Fine Del Blackface In Rai?

di GRIOT - Pubblicato il 28/04/2021
Foto di Max Sparber - via flickr

È di ieri la notizia che i direttori di RAI1, Stefano Coletta, e di RAISOCIALE, Giovanni Parapinidi, hanno deciso di impegnarsi contro l’uso del blackface nella televisione pubblica. “Nel merito della vicenda per la quale ci avete scritto, diciamo subito che assumiamo l’impegno—per quanto è in nostro potere—ad evitare che essa possa ripetersi sugli schermi Rai. Ci faremo anzi portavoce delle vostre istanze presso il vertice aziendale e presso le direzioni che svolgono un ruolo nodale di coordinamento perché le vostre osservazioni sulla pratica del Blackface diventino consapevolezza diffusa.”

La risposta è alla lettera inviata da un gruppo di associazioni a inizio anno, dopo l’ennesima ricomparsa dell’utilizzo del blackface nel programma Tale&Quale Show. Nel corso della puntata del 20 novembre 2020, Sergio Muniz interpretava Ghali con i tratti del viso modificati e il volto visibilmente scurito. “Le diverse prese di posizione di persone afro-discendenti e non, in Italia e in altri paesi, e di organizzazioni di vari orientamenti culturali contro l’utilizzo del blackface da parte del mondo dello spettacolo costituiscono, a nostro modo di vedere, una motivazione valida e sufficiente per cessare di riproporla ancora ai giorni nostri,” scrivevano.

Se da una parte il confronto tra la RAI e le associazioni promotrici della lettera di inizio anno è un segnale importante, altrettanto importante e decisiva per la sortita di questa risposta a nostro avviso è stata la recente campagna #CambieRai, lanciata su Instagram a inizio aprile in risposta alle parole di Franca Marini durante il programma di RAI 1 Da noi… a ruota libera—e ad altri numerosi episodi che interessano tutta la televisione e i media italiani.

Nella campagna, la rete di associazioni, formata prevalentemente da persone razzializzate, invitava l’opinione pubblica ad esprimere il proprio dissenso alla TV di Stato e a raccogliersi in sit-in davanti alle sedi RAI di Torino, Milano e Roma. “Siamo cittadin* razzializzat* di ogni estrazione sociale e crediamo che normalizzare un linguaggio razzista attraverso i media, ridurre le persone non bianche in oggetti di scherno, mere statistiche o quote di cui fare mostra all’occorrenza, significhi perpetuare forme di violenza. Non vogliamo essere vittime silenziose né silenziate, strumentalizzate o sbandierate come trofeo di una fantomatica ‘inclusività’. Diciamo no al razzismo, al sessismo, all’omobilesbotransfobia.” E poi: “Perché il linguaggio razzista, sessista e omobilesbotransfobico che utilizzano non è accettabile. Perché il blackface non è accettabile. Perché vogliamo una rappresentazione che includa tuttǝ. Perché se non siamo parte attiva della narrazione, rischierà sempre di essere offensiva.”

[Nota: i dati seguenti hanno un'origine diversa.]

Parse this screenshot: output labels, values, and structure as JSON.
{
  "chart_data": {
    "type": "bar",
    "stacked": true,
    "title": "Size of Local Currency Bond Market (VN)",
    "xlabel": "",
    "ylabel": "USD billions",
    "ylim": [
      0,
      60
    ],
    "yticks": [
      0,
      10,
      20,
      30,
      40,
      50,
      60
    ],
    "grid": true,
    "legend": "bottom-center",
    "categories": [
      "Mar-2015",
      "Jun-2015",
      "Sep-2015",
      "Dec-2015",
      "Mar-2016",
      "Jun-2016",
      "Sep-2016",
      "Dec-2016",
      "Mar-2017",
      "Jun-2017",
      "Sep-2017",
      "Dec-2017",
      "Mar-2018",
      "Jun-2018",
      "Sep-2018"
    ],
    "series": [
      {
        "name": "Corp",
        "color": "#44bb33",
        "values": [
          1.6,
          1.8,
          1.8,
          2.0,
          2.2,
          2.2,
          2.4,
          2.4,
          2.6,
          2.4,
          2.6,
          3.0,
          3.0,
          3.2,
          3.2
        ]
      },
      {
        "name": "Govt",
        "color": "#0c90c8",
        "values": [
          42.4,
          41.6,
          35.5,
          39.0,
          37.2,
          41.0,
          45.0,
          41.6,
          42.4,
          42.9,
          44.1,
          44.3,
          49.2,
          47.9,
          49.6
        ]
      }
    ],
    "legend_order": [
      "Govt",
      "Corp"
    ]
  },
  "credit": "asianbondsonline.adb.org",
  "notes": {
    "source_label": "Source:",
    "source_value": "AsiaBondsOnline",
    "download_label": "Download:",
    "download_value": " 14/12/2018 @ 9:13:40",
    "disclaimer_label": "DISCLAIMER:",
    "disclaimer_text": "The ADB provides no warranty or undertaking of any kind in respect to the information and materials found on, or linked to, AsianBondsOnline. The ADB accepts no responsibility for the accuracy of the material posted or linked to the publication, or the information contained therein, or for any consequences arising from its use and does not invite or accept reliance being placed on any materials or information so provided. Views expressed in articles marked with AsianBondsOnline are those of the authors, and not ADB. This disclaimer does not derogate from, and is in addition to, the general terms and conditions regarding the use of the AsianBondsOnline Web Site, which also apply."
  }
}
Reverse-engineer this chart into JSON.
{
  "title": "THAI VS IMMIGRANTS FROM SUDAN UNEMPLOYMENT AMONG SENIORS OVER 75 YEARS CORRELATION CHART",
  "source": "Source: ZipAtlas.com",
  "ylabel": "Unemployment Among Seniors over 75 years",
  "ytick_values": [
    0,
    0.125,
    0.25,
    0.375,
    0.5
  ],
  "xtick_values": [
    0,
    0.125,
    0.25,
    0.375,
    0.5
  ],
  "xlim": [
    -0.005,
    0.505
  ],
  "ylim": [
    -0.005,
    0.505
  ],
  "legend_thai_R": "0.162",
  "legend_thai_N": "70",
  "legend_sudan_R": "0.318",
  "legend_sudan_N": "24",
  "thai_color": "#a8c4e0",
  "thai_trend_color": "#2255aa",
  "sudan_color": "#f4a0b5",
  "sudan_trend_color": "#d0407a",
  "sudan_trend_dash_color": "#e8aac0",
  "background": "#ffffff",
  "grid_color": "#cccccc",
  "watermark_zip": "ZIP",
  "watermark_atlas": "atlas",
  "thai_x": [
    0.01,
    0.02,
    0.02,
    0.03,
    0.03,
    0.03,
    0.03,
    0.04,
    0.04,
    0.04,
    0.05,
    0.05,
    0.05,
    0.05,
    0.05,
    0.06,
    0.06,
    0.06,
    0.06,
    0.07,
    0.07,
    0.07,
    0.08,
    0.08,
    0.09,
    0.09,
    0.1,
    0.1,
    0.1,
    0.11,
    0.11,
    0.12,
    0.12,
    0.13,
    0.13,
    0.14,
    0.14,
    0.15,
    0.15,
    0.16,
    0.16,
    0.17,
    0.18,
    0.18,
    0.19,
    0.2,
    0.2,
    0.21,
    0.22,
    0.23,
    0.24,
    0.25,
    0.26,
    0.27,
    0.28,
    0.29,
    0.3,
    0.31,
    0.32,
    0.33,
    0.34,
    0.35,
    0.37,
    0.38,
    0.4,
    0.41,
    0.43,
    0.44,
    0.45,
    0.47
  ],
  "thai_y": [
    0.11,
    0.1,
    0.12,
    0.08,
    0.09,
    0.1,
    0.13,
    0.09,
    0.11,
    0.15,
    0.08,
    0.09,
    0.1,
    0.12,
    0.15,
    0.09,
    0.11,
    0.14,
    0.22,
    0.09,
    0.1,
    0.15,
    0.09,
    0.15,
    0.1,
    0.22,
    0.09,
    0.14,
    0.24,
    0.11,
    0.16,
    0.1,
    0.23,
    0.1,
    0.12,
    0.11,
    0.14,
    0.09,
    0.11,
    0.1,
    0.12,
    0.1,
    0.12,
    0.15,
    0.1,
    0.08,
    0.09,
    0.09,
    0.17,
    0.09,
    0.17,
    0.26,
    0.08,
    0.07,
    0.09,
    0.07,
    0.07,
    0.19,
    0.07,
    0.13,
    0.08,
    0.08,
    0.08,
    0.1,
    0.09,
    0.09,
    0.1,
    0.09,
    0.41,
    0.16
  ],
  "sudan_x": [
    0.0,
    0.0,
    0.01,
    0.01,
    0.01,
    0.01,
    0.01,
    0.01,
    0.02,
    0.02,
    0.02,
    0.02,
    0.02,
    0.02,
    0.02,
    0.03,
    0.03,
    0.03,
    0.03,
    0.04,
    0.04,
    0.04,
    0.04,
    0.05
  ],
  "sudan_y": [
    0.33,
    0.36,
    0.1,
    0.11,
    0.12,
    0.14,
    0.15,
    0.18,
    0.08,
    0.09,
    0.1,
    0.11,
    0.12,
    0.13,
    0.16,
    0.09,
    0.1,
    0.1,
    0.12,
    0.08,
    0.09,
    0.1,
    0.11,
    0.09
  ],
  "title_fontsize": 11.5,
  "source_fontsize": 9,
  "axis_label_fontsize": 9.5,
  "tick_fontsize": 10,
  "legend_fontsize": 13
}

In questo scenario di timida apertura del servizio pubblico non andrebbe sottovalutato anche il “ruolo” giocato dal pubblico internazionale contro la puntata di Striscia La Notizia in cui Michelle Hunziker e Jerry Scotti, parlando dell’inaugurazione di una nuova sede RAI a Pechino, fanno una caricatura stereotipata dei cinesi tirandosi gli occhi e utilizzando la “l” al posto della “r” per dire RAI. Grazie alla denuncia social del giornalista, critico di moda e commentatore statunitense di base a Milano Louis Pisano, la notizia è stata rilanciata e amplificata da Diet Prada, tra gli account instagram più influenti al mondo nel settore moda, portando la Hunziker—moglie di Trussardi—a registrare un video di scuse (come fecero Dolce & Gabbana).

Il passo della RAI c’è, anche se zoppicante. Il “Per quanto in nostro potere” stona infatti con la dimensione reale del problema, che è grande e non riguarda solo l’uso del blackface. Il nostro paese ha bisogno di più strumenti culturali per comprendere le nostre istanze, che di riflesso interessano tutta la società italiana. Strumenti che—attenzione—non si traducono in una “caccia alle streghe”—basta scorrere la sezione dei commenti del post di Wired per capire cosa intendiamo—o nella  ascesa della fantomatica political correctness o del pensiero unico; piuttosto, nel creare una maggiore consapevolezza su delle pratiche razziste che minano quotidianamente la salute mentale e la vita di una larga fetta di persone di questo paese.

Se si vuole migliorare, curare l’andatura, è necessario aprire un tavolo di confronto, e soprattutto di ascolto, con tutti gli attori interessati, specialmente con quelle soggettività fortemente razzializzate che aspettano una risposta da Mamma Rai.